L'endroit le plus sélect de la banlieue nord
Très jeune, Hmida est investi de la noble mission de reprendre Le Mégara et d’en faire ce qu’il sera pendant de longues années, l’endroit le plus sélect de la banlieue Nord de Tunis, avant l’implantation de La Baie des Singes et autres Abou Nawas. L’apport de Rafika lui sera précieux. Ensemble, ils en ont fait la maison de l’hospitalité généreuse. Avec leurs amis, ils avaient fondé, en 1972, le Rotary Club de Carthage, rattaché alors au District 172, du Sud de la France. Un club qui se distinguera jusqu’à ce jour, par des adhérents d’une rare qualité intellectuelle et humaine, une action sociale des plus performantes et une amitié très solide. On y retrouvait les Sadok Ben Jemaa, Raouf Sanhaji, Mahmoud Laadjimi, Hichem Mbazaia, Moncef Mouelhi, Taher Dalloua, Abdessalem Kallel, Khaled Chaabouni, Samir Marrakchi, Fayçal ben Zina, Lassaad Kilani, Hédi Békir, Slaheddine Laadjimi, Hassouna Mnara, Kamel Laabidi, Dr Lotfi Ben Abdallah, Taoufik Habaieb Mohamed Haddad, Thameur Choukair, Fadhel Ghariani, Mahmoud Bach-Hamba, Hayder Gueddas, Ahmed Lamine, Moncef Ghorbel, Taieb Ben Ghanem, Béchir Ben Othman, Taher Majoul, Mohamed Driss, Mongi Baccar, Hédi Mechri, et Chédly Ayari, etc. La liste est bien longue. Elle constitue un véritable annuaire d’amitié rotarienne.
Victime du tourisme de masse
Chaque lundi, les amis se retrouvaient dans la convivialité et la volonté de servir. En hiver dans la grande salle décorée aux fanions des clubs amis et, en été, à l’ombre des grands arbres non loin de la piscine, pour déguster, en plus, des mets savoureux, souvent préparés par Mme Mechri elle-même. Des rotariens du monde entier, de passage à Tunis et ayant noté sur l’annuaire international, les coordonnées de ces agapes hebdomadaires, tenaient à y être présents. Des invités de marque étaient sollicités pour donner des conférences instructives sur diverses questions et les débats qui s’ensuivaient étaient de haute facture.
Chaque année, avant le début de l’été, et à la faveur de la passation de collier entre présidents sortant et entrant, le dîner de gala du Rotary Club de Carthage constituait toujours le grand évènement qui faitsait drainer des amis de tout le pays, d’Afrique du Nord et d’autres clubs européens. L’Iftar et la soirée ramadanesques, étaient toujours des plus raffinés.

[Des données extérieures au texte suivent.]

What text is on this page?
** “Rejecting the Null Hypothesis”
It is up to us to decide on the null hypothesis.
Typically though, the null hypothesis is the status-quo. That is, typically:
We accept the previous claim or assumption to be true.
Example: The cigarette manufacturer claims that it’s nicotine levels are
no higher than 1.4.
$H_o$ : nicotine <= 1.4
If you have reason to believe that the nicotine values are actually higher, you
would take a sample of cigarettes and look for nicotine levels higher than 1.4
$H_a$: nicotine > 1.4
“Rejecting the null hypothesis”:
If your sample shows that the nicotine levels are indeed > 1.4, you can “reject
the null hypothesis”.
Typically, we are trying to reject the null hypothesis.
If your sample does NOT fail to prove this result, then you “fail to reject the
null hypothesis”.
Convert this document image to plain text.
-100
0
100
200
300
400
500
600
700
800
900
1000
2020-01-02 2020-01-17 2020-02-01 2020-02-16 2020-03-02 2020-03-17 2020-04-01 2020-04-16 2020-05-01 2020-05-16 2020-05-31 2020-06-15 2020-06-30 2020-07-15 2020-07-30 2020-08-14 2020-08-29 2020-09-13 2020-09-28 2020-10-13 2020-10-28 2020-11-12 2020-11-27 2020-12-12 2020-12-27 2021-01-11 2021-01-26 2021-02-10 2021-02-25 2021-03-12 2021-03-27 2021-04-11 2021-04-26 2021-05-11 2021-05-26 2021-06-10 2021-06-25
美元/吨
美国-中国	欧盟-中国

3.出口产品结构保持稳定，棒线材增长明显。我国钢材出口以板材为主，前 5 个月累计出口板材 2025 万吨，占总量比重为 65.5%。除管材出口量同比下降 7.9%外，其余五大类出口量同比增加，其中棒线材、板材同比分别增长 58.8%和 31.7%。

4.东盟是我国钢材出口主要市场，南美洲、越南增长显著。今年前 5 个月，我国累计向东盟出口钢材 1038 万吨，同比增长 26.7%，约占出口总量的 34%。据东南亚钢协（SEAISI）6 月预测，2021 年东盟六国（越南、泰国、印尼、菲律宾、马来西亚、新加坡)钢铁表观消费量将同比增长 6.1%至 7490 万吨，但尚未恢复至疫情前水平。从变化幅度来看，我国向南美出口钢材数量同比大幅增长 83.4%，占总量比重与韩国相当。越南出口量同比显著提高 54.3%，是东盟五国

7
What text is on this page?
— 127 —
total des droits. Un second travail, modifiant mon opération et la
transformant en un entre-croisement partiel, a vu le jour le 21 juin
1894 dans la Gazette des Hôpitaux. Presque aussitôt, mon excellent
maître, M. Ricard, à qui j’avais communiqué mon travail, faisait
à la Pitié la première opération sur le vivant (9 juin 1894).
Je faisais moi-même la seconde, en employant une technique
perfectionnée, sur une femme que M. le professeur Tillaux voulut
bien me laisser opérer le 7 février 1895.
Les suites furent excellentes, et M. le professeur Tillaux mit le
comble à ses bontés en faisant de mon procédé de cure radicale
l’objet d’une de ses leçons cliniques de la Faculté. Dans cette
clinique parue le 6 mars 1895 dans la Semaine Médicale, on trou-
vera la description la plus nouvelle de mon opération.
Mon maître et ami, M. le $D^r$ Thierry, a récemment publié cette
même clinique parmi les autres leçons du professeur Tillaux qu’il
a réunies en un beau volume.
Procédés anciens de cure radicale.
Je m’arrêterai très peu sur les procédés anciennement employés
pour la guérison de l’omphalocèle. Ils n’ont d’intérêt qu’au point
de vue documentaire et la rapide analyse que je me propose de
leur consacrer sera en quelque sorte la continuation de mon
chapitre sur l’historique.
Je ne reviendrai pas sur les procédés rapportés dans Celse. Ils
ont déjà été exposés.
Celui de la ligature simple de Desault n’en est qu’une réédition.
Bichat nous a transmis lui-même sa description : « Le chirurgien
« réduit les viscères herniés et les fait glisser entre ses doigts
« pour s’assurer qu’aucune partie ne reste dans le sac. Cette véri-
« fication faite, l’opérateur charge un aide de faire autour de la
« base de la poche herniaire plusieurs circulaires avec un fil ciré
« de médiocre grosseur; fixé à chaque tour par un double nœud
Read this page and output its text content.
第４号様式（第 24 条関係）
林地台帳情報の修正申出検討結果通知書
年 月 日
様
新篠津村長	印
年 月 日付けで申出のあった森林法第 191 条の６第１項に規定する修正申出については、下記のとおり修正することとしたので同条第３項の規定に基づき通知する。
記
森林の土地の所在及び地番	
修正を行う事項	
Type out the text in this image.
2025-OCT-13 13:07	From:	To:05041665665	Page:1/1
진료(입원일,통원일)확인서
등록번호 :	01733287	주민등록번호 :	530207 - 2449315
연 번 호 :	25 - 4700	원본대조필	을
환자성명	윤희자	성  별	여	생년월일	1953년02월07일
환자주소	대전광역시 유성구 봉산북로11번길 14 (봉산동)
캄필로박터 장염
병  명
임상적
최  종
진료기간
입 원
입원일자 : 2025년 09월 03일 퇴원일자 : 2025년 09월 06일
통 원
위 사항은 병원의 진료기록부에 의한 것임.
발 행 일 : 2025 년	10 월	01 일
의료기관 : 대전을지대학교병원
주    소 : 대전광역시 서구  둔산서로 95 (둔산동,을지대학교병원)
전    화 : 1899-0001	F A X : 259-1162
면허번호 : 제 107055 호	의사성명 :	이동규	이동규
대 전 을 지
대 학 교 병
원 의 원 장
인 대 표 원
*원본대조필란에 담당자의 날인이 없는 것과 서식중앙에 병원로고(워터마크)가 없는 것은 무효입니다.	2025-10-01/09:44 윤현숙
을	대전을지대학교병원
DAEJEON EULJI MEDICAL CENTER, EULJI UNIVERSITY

Tout cela n’appartient plus qu’au passé. H’mida Mechri, désarmé par le tourisme de masse, et les nouvelles mentalités dans le secteur, a préféré se désengager, progressivement. Pas facile à faire lorsqu’il faut investir sans cesse pour maintenir le standing et le confort, être présent matin et soir pour veiller à la qualité, s’occuper du moindre détail. Son épouse et leurs filles essayent de s’y investir. Le goût n’y est plus. Le Mégara finira par fermer ses portes, au grand regret de tous. H’mida se retirera dans sa maison, juste en face, d’où il continuera à promener son regard affectueux et certes nostalgique, sur son hôtel, son époque… Dans la sérénité et l’affection. Qui pourra l’oublier.